Devotion for the Week...
Nathan has a penchant for melodrama when he's injured. We are trying to teach him that, when he's hurt, it's okay to cry, but he doesn't need to screech so loud the whole neighbourhood can hear him. He also doesn't need to continue saying "ow" long after the scrape happens. A couple of times, fine, but not five minutes worth!
Last week, when I was changing bandages for him, I could have reminded him that 'ow-ing' repeatedly is not necessary. Instead, I considered the circumstances - he had taken a nasty fall off his bike (while doing a jump off a ramp - he's melodramatic and a daredevil!) and now he had two stitches in his shoulder. When I dabbed ever so gently to clean around the stitches, it hurt. In this case, the rules weren't quite right for the situation. The 'ow-ing' continued, though I have to admit he did fairly well and the melodrama was limited.
One day Jesus healed a man who had been an invalid for 38 years. Jesus simply said to him, "'Get up! Pick up your mat and walk.' At once the man was cured; he picked up his mat and walked" (John 5:8,9). Can you imagine? For 38 years this man couldn't get up on his own. He couldn't walk anywhere and now he's instantly healed and instead of spending all his days lying on a mat he can pick up the mat and carry it home - or toss it in the nearest garbage can if he'd rather never see it again!
Can you picture for a moment how excited this man must have been? How he maybe jumped and danced a little, testing out his newly healed legs? Or maybe he walked with his head down, staring at his feet in amazement. Did he laugh as he walked? Was he running home to tell his family what had happened? The Bible is often a little lacking in details like this, but I think it's safe to say this was no ordinary, ho-hum walk.
Enter the rules. The Jewish leaders in Jesus' day had a hard time letting go of their
rules. They weren't good at considering whether they should maybe relax
the rules a little considering the circumstances. They saw the man carrying his mat and immediately pounced on him. "'It is the Sabbath; the law forbids you to carry your mat.'" (v. 10).
The Sabbath. There were lots of rules about what could and could not be done on the Sabbath and apparently carrying a mat was on the 'don't' list. But seriously, this man was walking for the first time in 38 years!! Who cares about the mat in his hands? Shouldn't everyone who sees him be celebrating with him because of this amazing thing God has done in his life?

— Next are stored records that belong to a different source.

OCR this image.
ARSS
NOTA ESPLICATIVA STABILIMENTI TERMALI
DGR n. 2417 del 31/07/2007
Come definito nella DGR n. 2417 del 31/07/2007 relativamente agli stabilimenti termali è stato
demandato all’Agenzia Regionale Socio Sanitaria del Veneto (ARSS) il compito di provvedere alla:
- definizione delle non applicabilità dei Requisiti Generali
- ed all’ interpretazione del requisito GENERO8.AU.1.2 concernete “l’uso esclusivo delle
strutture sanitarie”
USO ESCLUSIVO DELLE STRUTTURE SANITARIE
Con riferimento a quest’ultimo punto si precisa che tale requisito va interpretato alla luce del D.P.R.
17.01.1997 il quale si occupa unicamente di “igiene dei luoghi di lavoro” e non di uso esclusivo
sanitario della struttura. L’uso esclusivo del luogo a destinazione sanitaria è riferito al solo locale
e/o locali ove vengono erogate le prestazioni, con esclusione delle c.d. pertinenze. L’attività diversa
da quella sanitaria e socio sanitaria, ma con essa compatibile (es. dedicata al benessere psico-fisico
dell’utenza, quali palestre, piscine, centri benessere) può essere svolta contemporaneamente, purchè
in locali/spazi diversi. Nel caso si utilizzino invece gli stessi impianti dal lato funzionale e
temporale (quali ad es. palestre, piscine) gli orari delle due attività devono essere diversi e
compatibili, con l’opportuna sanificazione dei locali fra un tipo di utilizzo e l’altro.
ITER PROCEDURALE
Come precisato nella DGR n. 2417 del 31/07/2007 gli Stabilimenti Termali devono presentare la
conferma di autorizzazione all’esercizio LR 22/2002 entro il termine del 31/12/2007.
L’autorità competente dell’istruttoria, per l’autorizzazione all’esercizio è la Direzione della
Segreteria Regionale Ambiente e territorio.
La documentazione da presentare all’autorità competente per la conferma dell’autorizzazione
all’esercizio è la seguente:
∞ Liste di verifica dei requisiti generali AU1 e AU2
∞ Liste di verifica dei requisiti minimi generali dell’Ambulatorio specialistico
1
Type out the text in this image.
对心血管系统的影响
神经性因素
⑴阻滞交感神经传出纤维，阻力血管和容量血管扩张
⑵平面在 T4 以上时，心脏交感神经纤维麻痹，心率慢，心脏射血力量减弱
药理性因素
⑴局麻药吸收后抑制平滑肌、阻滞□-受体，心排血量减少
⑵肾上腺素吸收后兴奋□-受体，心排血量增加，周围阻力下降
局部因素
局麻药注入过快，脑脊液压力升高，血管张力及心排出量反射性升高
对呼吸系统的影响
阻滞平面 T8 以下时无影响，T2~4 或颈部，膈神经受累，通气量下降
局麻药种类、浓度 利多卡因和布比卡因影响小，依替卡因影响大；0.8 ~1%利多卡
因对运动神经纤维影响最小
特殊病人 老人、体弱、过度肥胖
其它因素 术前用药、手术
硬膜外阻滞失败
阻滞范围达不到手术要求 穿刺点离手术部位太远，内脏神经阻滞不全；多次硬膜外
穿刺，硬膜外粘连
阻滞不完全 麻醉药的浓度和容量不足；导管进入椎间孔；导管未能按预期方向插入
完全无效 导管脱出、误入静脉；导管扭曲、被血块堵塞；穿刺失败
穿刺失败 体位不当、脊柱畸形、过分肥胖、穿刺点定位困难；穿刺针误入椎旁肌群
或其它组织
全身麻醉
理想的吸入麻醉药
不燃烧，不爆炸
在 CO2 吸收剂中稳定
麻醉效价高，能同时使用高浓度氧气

The man even tried to explain the situation to them: " 'The man who made me well said to me, ‘Pick up your mat and walk,' " (v. 11) but they completely missed the point. "So they asked him, “Who is this fellow who told you to pick it up and walk?” (v. 12). They were too focused on their rules to even hear the part about the man being made well, to see what God had done for him. Sad isn't it?
Unfortunately, we can be a bit hung up on our rules too, can't we? Whether it's the language a person uses, the music they listen to or the clothes they wear, we each have our own rules as to what is appropriate. If someone doesn't follow our rules, we can be quick to point out the error of their ways and suggest they change their behaviour.
But do we always consider the circumstances? Do we look carefully before we jump in with our rules? If someone is coming to church in clothes we think aren't quite appropriate, we might be quick to tell her she needs to dress differently. But if we take the time to talk with her, maybe we'd find out that she's been learning about God for the first time and now she wants to accept Jesus into her life. Then we could celebrate with her instead of criticizing her! Or maybe she's hurting, and we could pray with her. Sometimes the rules aren't the most important thing.
There is a place for rules, absolutely. But next time we're tempted to pounce on someone and insist they follow our rules immediately, let's pause for a moment to consider the circumstances. Maybe they're hurting and need our understanding, or maybe they're celebrating and we can join in with them.